Parrenas’ article “Migrant Filipina Domestic Workers and the International Division of Reproductive Labor” expands the topic of women in reproductive labor from reproductive labor within one nation to an examination of it as a transnational system. Her article addresses what she deems as a “three-tier transfer of reproductive labor” (Parrenas, 561): middle-class Western women hire Filipina migrants for domestic work, while these same migrants hire poorer women in the Philippines for the same purpose. I truly liked this article, because I felt that it introduced a new aspect of reproductive labor that our other articles had not considered. Parrenas concludes by arguing that women’s work has not truly been evened out among men, but rather transferred to other women so that Western women can work outside the household: women now participate “…in the transnational transfer of gender constraints to less-privileged women” (577). I believe Parrenas’ article is so intriguing in part because it picks up on many issues Glenn – and our discussion on women in reproductive labor – overlooked.
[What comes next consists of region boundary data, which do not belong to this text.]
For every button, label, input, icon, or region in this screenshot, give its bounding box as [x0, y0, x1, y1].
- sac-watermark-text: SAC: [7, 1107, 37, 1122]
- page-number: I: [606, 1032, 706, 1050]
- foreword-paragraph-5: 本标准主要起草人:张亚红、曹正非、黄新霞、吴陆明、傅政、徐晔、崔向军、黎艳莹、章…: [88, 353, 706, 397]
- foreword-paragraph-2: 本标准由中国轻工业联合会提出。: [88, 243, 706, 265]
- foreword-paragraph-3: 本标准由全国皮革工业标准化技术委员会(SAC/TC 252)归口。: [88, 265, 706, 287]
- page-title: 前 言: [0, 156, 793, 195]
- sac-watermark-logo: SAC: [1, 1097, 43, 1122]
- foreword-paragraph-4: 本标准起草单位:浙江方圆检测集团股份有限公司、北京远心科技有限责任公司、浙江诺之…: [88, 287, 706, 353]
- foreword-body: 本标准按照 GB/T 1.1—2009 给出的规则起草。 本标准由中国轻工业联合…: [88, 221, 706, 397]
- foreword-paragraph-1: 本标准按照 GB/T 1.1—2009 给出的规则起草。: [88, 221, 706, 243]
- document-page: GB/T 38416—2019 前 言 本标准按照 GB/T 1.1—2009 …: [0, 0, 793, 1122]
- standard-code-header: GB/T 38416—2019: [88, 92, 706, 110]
In Glenn’s focus on racial stratification of labor and much on migrants, she neglects to examine these women migrants themselves, and the background they come from. In this way, Glenn ignores an important part of women’s reproductive labor – the women who have began to replace the now career-bound Western middle class. I enjoyed reading this article because of the new perspective it took on this commonly held discussion of women’s work.